Il est apparu, à la faveur de la crise, que l'accès à ces contenus, via un ordinateur ou un smartphone, équipé d'une connexion Internet, posait problème pour 1 à 3% d'étudiants. Cette proportion, en aucun cas insignifiante, prouve bien l'existence d'une fracture numérique, due, soit à l'impossibilité d'accéder au réseau, soit à sa qualité insuffisante ou encore à l'absence ou au partage d'un terminal de connexion à domicile. Beaucoup d'actions continuent d'être menées pour pallier cette difficulté, déjà connue, mais qui nous a sauté aux yeux dès le mois de mars 2020. Jusque-là, les établissements ouverts mettaient à disposition des étudiants des connexions sans fil, des ordinateurs dans des salles en libre-service et des tablettes, prêtées par les bibliothèques. Leur fermeture a mis en lumière des situations critiques.

Dans l'ensemble, l'équipement numérique des enseignants n'a pas posé de problème. Tous ne disposaient certes pas de micros, mais la plupart des établissements en ont fourni à ceux qui en avaient besoin. Des appels à projets financés par l'État continuent de permettre aux établissements qui le souhaitent d'équiper leurs enseignants. En général, cette démarche s'accompagne d'une formation de ces mêmes enseignants. Celle-ci constitue selon moi le principal enjeu actuel de la transformation numérique de l'enseignement supérieur. Cette réalité nous a sauté aux yeux pendant la période que nous venons de traverser.

Nous sommes tous, et moi le premier, victimes d'un biais : en tant que conseiller pour le numérique, je ne vois que des personnes à l'aise avec le numérique. Or elles s'apparentent à l'arbre qui cache la forêt. Entre un dixième et un cinquième des enseignants ont transformé leurs pratiques pédagogiques en instaurant des classes inversées, en produisant des Massive open online course (MOOC) ou encore en recourant à la remédiation. Nous nous sommes rendu compte, pendant la crise, qu'ils ne représentaient pas la majorité et qu'une part significative de la population enseignante nécessitait un équipement numérique et une formation à son utilisation, mais surtout à la transformation de la pédagogie.

Depuis un an, à quelques exceptions près, nous avons assisté à une volonté de transposer à distance les cours en amphithéâtre. Cette volonté me semble compréhensible, étant donné que le basculement du présentiel vers le distanciel est intervenu du jour au lendemain. Chacun s'est débrouillé comme il a pu, avec souvent beaucoup d'énergie et de conviction, ce que j'estime positif. Toutefois, nous nous sommes rendu compte que cette évolution ne correspondait pas à celle que nous œuvrions depuis des années à mettre en place. Il fallait en réalité remettre en question les pratiques pédagogiques pour les adapter au canal de communication utilisé. On ne travaille pas de la même façon en ligne qu'en classe. La plupart des établissements se chargent du nécessaire accompagnement des enseignants. Des appels à projets financés par l'État permettent de développer leur formation aux pratiques numériques. L'accélération des mesures en ce sens doit continuer. À ce jour, certains établissements ont déjà formé près de 80 % de leurs enseignants.

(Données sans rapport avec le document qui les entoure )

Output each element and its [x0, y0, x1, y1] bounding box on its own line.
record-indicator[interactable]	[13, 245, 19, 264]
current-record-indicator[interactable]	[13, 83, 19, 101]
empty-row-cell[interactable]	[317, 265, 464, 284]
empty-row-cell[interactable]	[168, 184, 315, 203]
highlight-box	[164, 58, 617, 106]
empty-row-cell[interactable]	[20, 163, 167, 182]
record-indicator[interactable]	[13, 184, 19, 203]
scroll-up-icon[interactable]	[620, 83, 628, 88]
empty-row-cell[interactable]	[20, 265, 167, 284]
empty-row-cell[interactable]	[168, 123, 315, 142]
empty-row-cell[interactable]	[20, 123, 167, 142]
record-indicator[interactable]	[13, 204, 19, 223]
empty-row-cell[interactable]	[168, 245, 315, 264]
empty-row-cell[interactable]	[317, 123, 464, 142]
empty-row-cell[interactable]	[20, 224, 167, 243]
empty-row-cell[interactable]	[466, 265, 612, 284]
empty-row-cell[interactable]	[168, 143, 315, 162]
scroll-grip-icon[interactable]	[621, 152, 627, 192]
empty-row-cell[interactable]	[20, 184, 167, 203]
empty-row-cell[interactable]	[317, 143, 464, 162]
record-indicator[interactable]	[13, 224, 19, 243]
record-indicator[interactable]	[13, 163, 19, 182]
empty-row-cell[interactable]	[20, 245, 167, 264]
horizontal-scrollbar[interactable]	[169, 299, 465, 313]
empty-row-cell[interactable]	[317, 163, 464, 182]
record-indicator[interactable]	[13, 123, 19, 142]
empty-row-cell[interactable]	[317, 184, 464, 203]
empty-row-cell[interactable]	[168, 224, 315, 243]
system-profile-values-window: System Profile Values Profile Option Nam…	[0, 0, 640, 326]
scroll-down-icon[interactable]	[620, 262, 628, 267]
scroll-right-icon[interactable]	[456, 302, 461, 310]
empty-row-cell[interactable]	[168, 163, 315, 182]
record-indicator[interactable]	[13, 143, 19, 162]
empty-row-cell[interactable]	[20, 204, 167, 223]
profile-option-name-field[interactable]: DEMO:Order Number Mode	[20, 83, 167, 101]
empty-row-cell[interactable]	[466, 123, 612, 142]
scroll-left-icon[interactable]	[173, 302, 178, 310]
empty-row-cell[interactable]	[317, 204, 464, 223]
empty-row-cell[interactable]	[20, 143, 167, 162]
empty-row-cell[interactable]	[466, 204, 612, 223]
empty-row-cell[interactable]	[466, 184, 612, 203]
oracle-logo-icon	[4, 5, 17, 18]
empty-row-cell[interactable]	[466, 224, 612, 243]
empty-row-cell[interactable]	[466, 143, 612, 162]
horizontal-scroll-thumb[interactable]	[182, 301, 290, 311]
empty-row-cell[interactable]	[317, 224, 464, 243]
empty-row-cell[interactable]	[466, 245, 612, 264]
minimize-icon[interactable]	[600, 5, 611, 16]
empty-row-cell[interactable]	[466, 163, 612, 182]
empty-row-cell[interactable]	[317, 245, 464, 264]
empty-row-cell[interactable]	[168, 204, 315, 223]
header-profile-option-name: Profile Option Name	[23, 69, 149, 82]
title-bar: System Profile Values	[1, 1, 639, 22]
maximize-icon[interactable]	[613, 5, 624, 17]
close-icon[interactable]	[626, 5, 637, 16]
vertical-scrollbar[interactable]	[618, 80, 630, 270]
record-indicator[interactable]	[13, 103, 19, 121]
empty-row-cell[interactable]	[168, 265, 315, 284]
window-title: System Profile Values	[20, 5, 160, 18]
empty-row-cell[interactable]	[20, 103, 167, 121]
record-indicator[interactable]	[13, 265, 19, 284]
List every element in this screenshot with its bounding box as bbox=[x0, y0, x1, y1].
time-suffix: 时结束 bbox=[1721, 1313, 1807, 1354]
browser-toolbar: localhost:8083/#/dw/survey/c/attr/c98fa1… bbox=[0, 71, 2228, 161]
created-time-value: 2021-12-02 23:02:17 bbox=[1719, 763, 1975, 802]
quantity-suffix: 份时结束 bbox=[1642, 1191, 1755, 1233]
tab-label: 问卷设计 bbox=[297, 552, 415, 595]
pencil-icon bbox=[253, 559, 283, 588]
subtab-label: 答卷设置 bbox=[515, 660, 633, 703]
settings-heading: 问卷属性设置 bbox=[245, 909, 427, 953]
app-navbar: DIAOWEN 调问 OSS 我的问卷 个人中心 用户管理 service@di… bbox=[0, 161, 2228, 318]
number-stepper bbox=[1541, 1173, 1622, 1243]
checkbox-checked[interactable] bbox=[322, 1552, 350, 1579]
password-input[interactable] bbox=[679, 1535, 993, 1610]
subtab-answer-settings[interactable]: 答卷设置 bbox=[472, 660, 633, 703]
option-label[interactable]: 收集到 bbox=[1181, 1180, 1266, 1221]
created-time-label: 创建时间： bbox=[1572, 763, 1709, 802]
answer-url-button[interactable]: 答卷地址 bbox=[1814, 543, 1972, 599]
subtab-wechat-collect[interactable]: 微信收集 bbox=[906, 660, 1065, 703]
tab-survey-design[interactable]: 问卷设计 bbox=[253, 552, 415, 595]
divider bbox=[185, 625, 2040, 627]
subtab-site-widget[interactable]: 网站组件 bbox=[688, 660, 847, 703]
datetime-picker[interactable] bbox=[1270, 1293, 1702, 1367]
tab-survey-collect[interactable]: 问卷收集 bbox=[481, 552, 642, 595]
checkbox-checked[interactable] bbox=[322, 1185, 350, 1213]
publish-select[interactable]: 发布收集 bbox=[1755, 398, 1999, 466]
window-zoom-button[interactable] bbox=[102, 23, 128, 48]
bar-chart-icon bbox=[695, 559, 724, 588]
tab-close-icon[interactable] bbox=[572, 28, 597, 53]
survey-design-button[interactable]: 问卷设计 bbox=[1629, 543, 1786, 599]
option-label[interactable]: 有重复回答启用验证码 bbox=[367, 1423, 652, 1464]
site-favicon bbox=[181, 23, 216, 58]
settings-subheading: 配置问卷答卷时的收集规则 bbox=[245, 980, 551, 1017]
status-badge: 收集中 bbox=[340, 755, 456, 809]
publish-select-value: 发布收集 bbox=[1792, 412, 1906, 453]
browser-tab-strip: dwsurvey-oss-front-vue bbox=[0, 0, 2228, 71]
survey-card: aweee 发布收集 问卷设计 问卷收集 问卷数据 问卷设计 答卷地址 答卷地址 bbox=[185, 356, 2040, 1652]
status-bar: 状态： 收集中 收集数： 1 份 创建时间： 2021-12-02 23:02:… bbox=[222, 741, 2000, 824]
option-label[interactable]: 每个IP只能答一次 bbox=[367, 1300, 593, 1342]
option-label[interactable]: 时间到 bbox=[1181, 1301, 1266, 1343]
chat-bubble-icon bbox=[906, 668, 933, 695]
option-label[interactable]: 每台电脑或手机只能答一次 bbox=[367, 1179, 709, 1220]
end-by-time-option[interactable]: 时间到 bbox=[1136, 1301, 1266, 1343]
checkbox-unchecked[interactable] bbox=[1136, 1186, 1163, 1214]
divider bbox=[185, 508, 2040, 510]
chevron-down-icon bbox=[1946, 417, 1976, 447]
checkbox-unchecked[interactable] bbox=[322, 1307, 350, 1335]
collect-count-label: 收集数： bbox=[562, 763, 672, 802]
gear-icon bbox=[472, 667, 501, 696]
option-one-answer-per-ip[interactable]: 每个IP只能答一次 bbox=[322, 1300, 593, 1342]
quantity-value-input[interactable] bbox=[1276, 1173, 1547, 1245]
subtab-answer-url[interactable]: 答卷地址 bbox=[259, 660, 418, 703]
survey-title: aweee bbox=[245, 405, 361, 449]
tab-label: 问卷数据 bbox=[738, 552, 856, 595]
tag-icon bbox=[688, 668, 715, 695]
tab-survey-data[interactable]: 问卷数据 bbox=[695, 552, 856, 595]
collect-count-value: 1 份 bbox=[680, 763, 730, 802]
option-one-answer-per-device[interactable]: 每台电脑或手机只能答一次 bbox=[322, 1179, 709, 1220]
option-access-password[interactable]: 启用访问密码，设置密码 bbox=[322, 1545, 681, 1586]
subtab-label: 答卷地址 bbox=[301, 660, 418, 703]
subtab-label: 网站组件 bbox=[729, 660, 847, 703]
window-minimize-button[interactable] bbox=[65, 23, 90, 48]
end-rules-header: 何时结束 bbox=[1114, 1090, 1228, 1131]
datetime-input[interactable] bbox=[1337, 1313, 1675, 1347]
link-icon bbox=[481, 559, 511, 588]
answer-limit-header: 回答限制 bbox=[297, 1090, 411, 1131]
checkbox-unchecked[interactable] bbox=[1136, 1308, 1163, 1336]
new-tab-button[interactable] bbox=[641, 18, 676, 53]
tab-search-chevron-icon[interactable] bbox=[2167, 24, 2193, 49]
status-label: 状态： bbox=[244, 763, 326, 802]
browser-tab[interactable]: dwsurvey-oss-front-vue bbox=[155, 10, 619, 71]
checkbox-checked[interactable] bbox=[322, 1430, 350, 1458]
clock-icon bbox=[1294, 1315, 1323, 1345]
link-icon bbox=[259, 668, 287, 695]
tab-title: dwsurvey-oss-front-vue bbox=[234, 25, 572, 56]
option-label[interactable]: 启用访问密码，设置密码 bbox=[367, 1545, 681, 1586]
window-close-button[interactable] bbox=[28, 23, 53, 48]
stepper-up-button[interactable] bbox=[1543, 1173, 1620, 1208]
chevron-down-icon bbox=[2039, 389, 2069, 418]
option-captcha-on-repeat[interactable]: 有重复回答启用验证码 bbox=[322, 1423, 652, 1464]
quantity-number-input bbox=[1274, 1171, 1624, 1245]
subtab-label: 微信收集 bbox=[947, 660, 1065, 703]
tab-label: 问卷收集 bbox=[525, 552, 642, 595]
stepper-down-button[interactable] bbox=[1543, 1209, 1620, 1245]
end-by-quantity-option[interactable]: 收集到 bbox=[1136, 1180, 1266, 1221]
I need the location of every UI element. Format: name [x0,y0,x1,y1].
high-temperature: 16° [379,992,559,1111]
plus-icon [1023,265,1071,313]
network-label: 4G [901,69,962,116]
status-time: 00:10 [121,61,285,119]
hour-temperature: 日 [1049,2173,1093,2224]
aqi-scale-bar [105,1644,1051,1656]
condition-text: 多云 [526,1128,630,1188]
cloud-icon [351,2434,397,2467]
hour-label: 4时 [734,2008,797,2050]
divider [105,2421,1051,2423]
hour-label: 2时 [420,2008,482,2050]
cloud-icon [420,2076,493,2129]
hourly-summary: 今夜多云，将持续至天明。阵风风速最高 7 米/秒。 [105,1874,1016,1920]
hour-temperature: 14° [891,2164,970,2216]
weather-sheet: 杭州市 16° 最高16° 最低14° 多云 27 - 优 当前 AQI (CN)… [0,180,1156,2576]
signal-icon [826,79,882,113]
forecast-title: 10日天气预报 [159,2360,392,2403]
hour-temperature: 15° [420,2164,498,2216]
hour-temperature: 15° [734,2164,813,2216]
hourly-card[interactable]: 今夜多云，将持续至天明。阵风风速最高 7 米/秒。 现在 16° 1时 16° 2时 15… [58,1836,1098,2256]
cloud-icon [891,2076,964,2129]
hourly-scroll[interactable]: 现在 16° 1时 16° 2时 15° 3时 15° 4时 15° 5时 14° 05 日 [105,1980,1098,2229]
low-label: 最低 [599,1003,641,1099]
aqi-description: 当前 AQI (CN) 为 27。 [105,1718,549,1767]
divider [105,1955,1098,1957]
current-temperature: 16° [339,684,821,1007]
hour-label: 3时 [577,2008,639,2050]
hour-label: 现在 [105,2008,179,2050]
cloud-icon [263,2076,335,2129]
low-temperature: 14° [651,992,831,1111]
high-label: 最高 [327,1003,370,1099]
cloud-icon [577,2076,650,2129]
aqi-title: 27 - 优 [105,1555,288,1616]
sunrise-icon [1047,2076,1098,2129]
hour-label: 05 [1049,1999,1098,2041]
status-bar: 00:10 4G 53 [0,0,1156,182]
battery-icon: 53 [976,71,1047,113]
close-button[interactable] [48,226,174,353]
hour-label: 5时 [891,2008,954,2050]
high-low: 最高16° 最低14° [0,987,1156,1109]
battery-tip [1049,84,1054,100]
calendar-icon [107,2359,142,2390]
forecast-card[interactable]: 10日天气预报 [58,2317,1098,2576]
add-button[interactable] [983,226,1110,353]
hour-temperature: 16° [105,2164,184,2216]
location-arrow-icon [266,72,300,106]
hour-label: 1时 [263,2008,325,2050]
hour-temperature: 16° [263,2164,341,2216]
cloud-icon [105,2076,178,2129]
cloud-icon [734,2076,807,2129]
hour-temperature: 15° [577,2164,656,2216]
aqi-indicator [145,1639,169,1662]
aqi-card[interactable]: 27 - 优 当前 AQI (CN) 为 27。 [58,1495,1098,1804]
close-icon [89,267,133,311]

J'aborde volontairement en dernier les plateformes, car c'est souvent à elles que l'on songe en premier quand on traite du numérique dans l'enseignement. Nous avons remarqué à propos de ces plateformes, aussi bien de classe virtuelle, de webinaires, d'examens à distance que de Learning management system (LMS), c'est-à-dire d'administration de la classe, une assez grande hétérogénéité au sein des établissements, qui sont autonomes de toute manière. Certains étaient prêts à affronter la crise, alors qu'elle en a mis d'autres en difficulté. Aujourd'hui, des financements publics, à travers le plan de relance, subventionnent le développement de plateformes souveraines.

Les enjeux actuels de souveraineté portent principalement sur ces plateformes. L'objectif est de rééquilibrer les rapports de force avec les géants américains, dont nos données nourrissent les algorithmes, encore que la remarque s'applique assez peu aux données de l'enseignement supérieur. Nous continuons en somme de développer notre indépendance par rapport à ces acteurs majeurs sur l'ensemble des strates du numérique.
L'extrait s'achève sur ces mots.